Ron’s four-man crew is entirely new since he took the job 11 years ago. He said, “I’ve replaced everybody since I’ve been here. In the old days the job used to be done by farmers. They would do their chores and then come to the garage. When I came here, the three guys had close to 100 years of service when they all retired.”

His newest hire is Tommy Coates, the son of Duane Coates, who was a Greenwood highway guy for 36 years. Tommy has returned to his hometown after years in the Air Force and ten years as a police officer, including a SWAT team in Colorado.

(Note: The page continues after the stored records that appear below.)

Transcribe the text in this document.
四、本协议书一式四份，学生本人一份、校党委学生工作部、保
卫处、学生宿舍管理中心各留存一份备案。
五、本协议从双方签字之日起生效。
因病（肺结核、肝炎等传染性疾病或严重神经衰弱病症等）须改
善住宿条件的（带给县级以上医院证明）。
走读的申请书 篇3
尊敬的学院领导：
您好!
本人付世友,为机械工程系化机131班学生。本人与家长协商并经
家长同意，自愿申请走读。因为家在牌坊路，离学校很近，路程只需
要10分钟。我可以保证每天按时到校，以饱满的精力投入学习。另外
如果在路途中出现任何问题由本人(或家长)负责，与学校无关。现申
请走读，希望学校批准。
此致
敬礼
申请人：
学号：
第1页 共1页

Tommy said he not only values the time he now has to be with his family, including his mother, wife, and infant daughter, but he also appreciates what his Dad did for the town all those years. In fact, the vehicles from the garage played a colorful role in his father’s funeral in 2003 when the old 1987 yellow Mack truck he often drove led the funeral procession. At the service, the highway crew sat together wearing their distinctive Greenwood highway shirts.

At the cemetery, in addition to the Mack, was the 1972 Oshkosh plow truck (which they still have “Because we’re going to have a big winter sometime,” said Ron), and a 1986 Chevy that Duane once tipped over. Ron said of the vehicles that were part of the man’s life, “We had them all cleaned up and parked at the cemetery.”

In May 2008 Tommy joined the team. One day not long after he was hired he was sitting in the old Mack, probably reminiscing about his father. He reached into the ashtray and found a box of mints left there by his Dad. That’s the kind of moment can happen in a place like Greenwood, making Ron enthusiastic because young people like Tommy are following their hearts back home.